External benchmark wrappers¶

tools/external-bench/compare.py runs the fork's tiny-AI predictors next to external quality predictors through wrapper scripts. The harness is for head-to-head experiments against locally installed competitors; it does not vendor external model code or weights.

Competitor keys¶

Use these keys with --competitors and expect the same value in each wrapper payload's summary.competitor field:

Key	Predictor
`fork-fr-regressor`	In-tree full-reference regressor wrapper
`fork-nr-metric`	In-tree `nr_metric_v1` no-reference wrapper
`x264-pvmaf`	Operator-installed Synamedia/Quortex x264-pVMAF
`dover-mobile`	Operator-installed DOVER-Mobile

The key is the schema identity. Model version details belong in optional metadata or wrapper logs.
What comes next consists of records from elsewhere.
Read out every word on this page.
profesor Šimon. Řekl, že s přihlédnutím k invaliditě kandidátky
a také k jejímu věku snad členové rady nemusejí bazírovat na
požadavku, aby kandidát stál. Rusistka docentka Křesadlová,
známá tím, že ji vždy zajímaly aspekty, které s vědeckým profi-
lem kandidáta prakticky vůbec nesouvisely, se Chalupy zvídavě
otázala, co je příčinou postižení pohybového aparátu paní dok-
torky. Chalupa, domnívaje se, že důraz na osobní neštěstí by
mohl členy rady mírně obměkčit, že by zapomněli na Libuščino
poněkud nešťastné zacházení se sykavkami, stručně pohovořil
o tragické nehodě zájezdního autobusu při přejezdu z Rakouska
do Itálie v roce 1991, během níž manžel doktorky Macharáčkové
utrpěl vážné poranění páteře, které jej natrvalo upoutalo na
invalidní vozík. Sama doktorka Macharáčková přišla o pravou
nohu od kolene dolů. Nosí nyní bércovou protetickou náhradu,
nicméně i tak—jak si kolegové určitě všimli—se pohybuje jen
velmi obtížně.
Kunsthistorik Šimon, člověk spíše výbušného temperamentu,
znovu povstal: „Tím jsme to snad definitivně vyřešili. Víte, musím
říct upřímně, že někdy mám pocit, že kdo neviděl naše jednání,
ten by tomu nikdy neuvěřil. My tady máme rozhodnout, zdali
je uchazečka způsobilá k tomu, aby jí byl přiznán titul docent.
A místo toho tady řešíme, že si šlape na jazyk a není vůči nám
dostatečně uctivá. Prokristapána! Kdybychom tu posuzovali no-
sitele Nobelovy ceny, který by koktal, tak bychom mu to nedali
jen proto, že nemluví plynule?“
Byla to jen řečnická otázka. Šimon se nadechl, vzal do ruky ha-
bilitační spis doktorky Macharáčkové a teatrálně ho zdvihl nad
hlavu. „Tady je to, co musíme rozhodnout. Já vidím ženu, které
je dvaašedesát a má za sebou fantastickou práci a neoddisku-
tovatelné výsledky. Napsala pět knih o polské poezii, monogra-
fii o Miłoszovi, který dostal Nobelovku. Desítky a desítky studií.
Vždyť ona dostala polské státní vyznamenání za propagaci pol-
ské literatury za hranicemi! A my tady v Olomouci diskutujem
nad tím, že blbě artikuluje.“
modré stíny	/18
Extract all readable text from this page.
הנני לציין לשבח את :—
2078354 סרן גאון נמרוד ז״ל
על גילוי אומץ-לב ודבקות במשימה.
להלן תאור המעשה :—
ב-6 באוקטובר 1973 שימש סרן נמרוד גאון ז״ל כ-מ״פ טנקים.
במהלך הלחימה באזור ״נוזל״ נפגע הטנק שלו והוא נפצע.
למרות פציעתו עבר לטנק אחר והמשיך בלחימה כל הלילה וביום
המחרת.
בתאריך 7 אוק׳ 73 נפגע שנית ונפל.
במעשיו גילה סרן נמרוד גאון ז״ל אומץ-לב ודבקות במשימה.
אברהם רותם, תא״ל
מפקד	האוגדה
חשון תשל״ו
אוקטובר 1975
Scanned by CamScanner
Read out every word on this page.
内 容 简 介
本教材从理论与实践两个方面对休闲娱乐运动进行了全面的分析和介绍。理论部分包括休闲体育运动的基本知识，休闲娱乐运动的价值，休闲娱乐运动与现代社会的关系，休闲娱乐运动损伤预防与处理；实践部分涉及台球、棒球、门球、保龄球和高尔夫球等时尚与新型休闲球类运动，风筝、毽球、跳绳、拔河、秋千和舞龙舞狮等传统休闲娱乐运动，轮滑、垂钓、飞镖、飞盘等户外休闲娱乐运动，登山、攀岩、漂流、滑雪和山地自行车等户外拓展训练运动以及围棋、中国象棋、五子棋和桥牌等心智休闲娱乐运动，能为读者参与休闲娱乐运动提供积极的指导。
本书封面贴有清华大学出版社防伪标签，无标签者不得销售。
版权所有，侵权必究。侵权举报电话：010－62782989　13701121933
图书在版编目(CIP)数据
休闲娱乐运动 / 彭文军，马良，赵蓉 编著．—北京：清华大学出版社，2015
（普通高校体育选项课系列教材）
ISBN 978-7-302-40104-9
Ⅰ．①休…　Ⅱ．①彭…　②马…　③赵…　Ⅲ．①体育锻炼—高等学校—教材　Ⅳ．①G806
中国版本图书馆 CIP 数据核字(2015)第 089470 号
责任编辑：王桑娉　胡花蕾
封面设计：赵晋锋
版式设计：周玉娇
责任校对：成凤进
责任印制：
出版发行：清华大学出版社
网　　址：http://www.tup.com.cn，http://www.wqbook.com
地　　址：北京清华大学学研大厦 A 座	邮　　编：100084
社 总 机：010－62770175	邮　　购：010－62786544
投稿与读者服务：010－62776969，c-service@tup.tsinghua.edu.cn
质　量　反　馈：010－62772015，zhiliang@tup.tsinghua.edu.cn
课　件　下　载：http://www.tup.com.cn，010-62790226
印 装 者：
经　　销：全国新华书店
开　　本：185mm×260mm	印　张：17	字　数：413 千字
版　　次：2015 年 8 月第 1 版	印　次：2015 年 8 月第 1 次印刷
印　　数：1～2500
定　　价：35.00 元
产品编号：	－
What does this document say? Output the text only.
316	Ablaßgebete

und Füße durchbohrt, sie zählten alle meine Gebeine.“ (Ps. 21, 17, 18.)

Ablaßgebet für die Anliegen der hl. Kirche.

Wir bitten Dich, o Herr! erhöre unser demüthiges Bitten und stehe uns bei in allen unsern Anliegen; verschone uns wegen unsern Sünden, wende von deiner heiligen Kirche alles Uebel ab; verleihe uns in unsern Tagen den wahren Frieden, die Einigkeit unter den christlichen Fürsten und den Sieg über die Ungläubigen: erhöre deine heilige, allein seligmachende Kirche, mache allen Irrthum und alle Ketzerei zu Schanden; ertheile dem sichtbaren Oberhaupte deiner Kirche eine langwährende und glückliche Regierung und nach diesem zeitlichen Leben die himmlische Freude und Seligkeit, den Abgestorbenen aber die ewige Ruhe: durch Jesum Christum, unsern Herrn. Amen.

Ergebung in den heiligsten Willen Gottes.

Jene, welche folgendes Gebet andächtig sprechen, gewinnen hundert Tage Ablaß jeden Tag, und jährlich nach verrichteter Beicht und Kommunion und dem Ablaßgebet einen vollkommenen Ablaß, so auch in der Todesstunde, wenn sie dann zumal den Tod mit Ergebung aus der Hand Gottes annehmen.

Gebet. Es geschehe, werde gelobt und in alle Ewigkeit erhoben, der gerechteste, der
If a wrapper writes a display label such as fork-nr-metric-v1 into summary.competitor, compare.py rejects that result before aggregation so the report cannot mix incompatible labels.

Smoke command¶

.venv/bin/python -m pytest tools/external-bench/tests/ -q

The tests stub external binaries and use a fake vmaf-tune for the fork wrappers, so the smoke does not require x264-pVMAF or DOVER-Mobile to be installed.

Operator run¶

python3 tools/external-bench/compare.py \
  --competitors fork-fr-regressor fork-nr-metric dover-mobile \
  --bvi-dvc-root ~/.workingdir2/bvi-dvc \
  --netflix-public-root .workingdir2/netflix \
  --out-json /tmp/external-bench.json

See tools/external-bench/README.md for the full wrapper-only licence boundary and external install steps.